Nel 2015 i sussidi alle fonti fossili sono stati pari a 5300 miliardi di dollari (10 milioni di dollari al minuto) secondo l'ultimo studio del Fondo Monetario Internazionale. Tanto quanto il 6,5% del PIL mondiale e più della spesa sanitaria totale di tutti i governi del mondo. Tra i maggiori investitori la Cina con 2.272 miliardi (+22%), seguita da Stati Uniti con 699 miliardi (+14%) e Russia con 335 miliardi (5.7%). Mentre in Europa è la Germania la maggior sostenitrice delle fonti fossili con 55,6 miliardi di dollari (+10.5%), seguita dal Regno Unito con 41,2 miliardi (+12.2%) e dalla Francia con 30,1 miliardi (+13.2%). Seguono Spagna – 24,1 miliardi, Repubblica Ceca – 17,5 miliardi e l'Italia con 13,2 miliardi.
Cosa sono i sussidi alle fonti fossili?
L'insieme di aiuti diretti e indiretti alla produzione, distribuzione e consumo di combustibili fossili. I principali network ambientalisti chiedono di abolirli e di spingere sulla decarbonizzazione delle economie per fermare la crescita delle emissioni di gas serra e contenere entro i 2°C l'aumento della temperatura globale. Lo stop ai sussidi consentirebbe infatti, da solo, di ridurre le emissioni di CO2 di 750 milioni di tonnellate (cioè del 5,8% al 2020), contribuendo al raggiungimento della metà dell'obiettivo climatico necessario a contenere l'aumento di temperatura globale di almeno 2°C.

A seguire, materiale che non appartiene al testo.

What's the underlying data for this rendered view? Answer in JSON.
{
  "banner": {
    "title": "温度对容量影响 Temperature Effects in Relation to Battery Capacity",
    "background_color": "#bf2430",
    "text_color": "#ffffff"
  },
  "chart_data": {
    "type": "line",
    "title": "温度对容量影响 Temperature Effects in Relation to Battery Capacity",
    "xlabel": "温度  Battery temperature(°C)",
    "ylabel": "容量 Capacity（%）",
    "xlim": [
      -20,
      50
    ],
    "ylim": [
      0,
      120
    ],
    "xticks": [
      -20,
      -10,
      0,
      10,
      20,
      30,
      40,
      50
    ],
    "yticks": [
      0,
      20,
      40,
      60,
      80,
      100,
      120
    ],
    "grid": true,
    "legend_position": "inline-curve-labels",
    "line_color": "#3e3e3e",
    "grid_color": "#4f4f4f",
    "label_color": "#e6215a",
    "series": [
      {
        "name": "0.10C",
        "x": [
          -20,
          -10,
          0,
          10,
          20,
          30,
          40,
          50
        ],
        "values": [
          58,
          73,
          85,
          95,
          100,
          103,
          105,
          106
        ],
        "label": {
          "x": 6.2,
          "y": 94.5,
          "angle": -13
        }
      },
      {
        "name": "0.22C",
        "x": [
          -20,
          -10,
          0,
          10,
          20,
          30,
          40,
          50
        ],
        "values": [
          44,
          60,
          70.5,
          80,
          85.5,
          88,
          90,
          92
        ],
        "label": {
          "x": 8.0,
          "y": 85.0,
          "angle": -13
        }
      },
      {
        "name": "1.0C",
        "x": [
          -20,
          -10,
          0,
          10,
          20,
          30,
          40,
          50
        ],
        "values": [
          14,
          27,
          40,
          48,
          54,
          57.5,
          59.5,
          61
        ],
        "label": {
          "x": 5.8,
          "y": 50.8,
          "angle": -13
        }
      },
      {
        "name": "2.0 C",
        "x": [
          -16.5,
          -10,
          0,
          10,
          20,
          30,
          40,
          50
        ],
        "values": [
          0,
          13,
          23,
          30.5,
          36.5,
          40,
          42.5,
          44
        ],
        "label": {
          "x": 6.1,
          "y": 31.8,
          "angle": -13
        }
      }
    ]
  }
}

La COP21 può essere una straordinaria occasione per far assumere all'Europa un ruolo da protagonista nell'impegno contro i cambiamenti climatici. Al Governo Renzi chiediamo un'operazione di trasparenza sui sussidi diretti e indiretti alle fonti fossili, cancellandoli per spingere l'innovazione energetica in Italia e nel mondo.